Originally published in the SimCorp Journal of Applied IT in Investment Management on November 17, 2016
By: Jeremy Hurwitz, Principal & Founder and Brian Lollar, Senior Consultant, InvestTech Systems Consulting
Enterprise Data Management (EDM) is more than mastering data
Today’s asset management firms are being challenged to cope with tightening margins, increased data costs, heightened regulatory scrutiny, and pressure to support a wider variety of products and investment types while at the same time, outperforming the markets. A central component to all of these challenges is a firm’s data.
A recent industry study1 found that data quality and data management are frequently seen as inhibitors to growth and obstacles to solving operational bottlenecks. InvestTech Systems Consulting’s2 current engagements support these findings and this article presents our viewpoints on Enterprise Data Management (EDM) and how EDM supports a company’s growth strategies and operational efficiencies.
What is the need for EDM?
In the current asset management landscape, data is moving at warp speed. Many firms are introducing complex portfolio strategies and fund structures, which have increased risk exposure, sensitivities, and the demand for advanced risk scenarios. Firms are also introducing data complexities from near real-time IBOR platforms, complex analytics requirements, and the desire for advanced business intelligence (BI) capabilities. A consequence of these advancing business drivers has been a broader recognition that data issues are obstacles to supporting growth strategies and operational efficiency.
What are these impacts to operations and growth? Some examples of data management issues frequently affecting our clients are:
- Failed trades and process failures arising from “poor” data, resulting in costs such as trade corrections, needing to re-state NAVs, or backdate accounting events.
- Delays in meeting reporting deadlines to clients because of time needed to cleanse “poor” quality data, resulting in increased reputational risk exposure.

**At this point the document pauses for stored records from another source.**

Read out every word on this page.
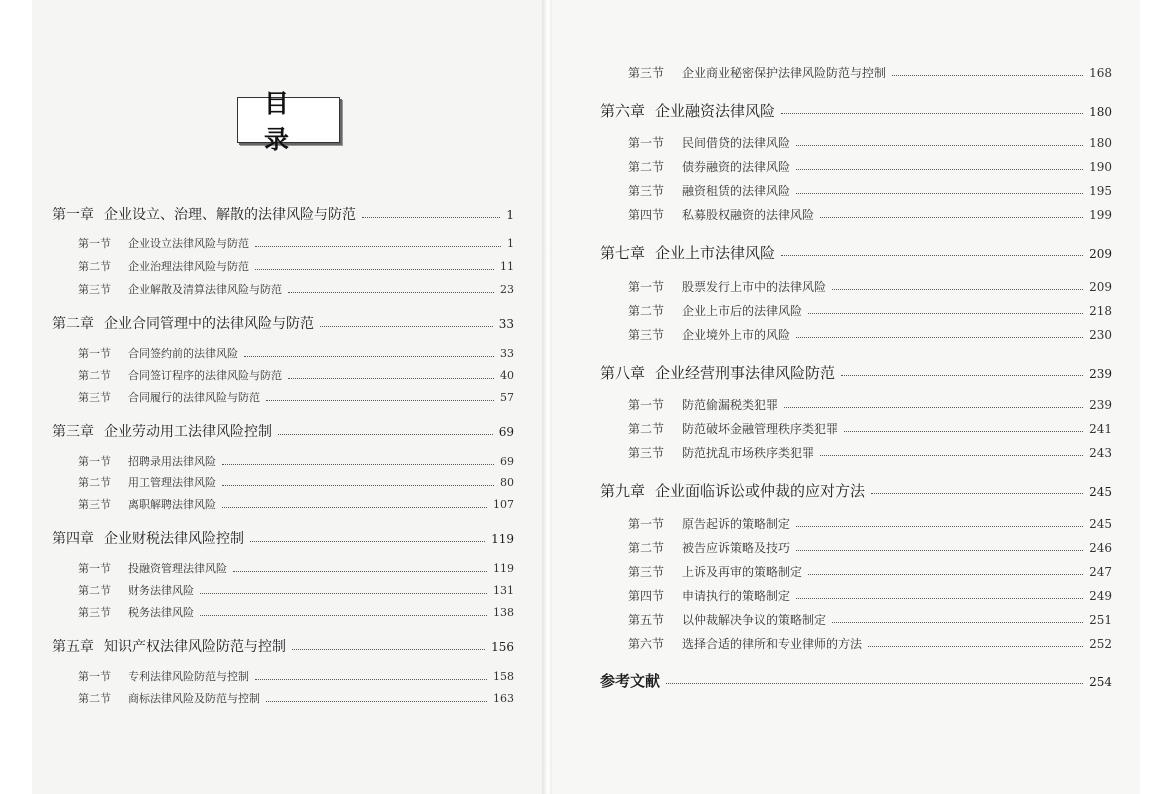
目 录
第一章 企业设立、治理、解散的法律风险与防范	1
第一节	企业设立法律风险与防范	1
第二节	企业治理法律风险与防范	11
第三节	企业解散及清算法律风险与防范	23
第二章 企业合同管理中的法律风险与防范	33
第一节	合同签约前的法律风险	33
第二节	合同签订程序的法律风险与防范	40
第三节	合同履行的法律风险与防范	57
第三章 企业劳动用工法律风险控制	69
第一节	招聘录用法律风险	69
第二节	用工管理法律风险	80
第三节	离职解聘法律风险	107
第四章 企业财税法律风险控制	119
第一节	投融资管理法律风险	119
第二节	财务法律风险	131
第三节	税务法律风险	138
第五章 知识产权法律风险防范与控制	156
第一节	专利法律风险防范与控制	158
第二节	商标法律风险及防范与控制	163
第三节	企业商业秘密保护法律风险防范与控制	168
第六章 企业融资法律风险	180
第一节	民间借贷的法律风险	180
第二节	债券融资的法律风险	190
第三节	融资租赁的法律风险	195
第四节	私募股权融资的法律风险	199
第七章 企业上市法律风险	209
第一节	股票发行上市中的法律风险	209
第二节	企业上市后的法律风险	218
第三节	企业境外上市的风险	230
第八章 企业经营刑事法律风险防范	239
第一节	防范偷漏税类犯罪	239
第二节	防范破坏金融管理秩序类犯罪	241
第三节	防范扰乱市场秩序类犯罪	243
第九章 企业面临诉讼或仲裁的应对方法	245
第一节	原告起诉的策略制定	245
第二节	被告应诉策略及技巧	246
第三节	上诉及再审的策略制定	247
第四节	申请执行的策略制定	249
第五节	以仲裁解决争议的策略制定	251
第六节	选择合适的律所和专业律师的方法	252
参考文献	254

- Challenges meeting regulatory requirements due to missing or “poor” data.
- Problems meeting the data requirements and delivery deadlines of the front office because of data, timing, and incomplete total AUM, resulting in portfolio management limitations.
- Difficulties launching new investment products, on-boarding new clients, or growing through acquisition due to manual processes enacted to combat “poor” data, resulting in limited growth opportunities.
Implementing an EDM strategy that encompasses data governance and data quality is not easy. According to their 2015 Data Management Benchmarking Survey3, the EDM Council found that more than 80% of surveyed firms had established an EDM program (Chart 1), yet only slightly more than 40% had established data governance, and fewer than 20% had implemented measurable data quality efforts.
Why such a significant difference? We have found five common challenges, which will likely resonate with many readers:
- No centralized data governance structure due to sponsorship, budget, and priority constraints; The C-level does not see the ROI or value proposition for dedicating resources to data governance initiatives.
- No formalized nor centralized view of data quality; data quality is often redundantly performed across multiple business lines and functions but lacks an enterprise view to measure improvements and to resolve problems at the source.
- No target operating model to manage project or strategic driven data events, business as usual (BAU), or other data events such as mergers, acquisitions, or onboarding new sub-advisors and clients.
- Lack of “true” business ownership (“it’s an IT problem to fix”) or accountability (“the data is fine in my system/process”). Firms need to establish clear data ownership and firm-wide data collaboration.
- Incomplete understanding of the connection and difference between data governance and data quality.
What is data governance?
Data governance is the set of policies, procedures, and standards by which data quality is executed. It involves establishing transparency, trust, accountability, and availability of your firm’s most valuable asset: investments data. Enterprise data governance comes into play when business units or managers find that they cannot – or should not – make independent data related decisions without understanding the broader impact across the firm. To accomplish Enterprise data governance, firms must bring together cross-functional teams to make interdependent/collaborative decisions toward providing high quality data services to stakeholders.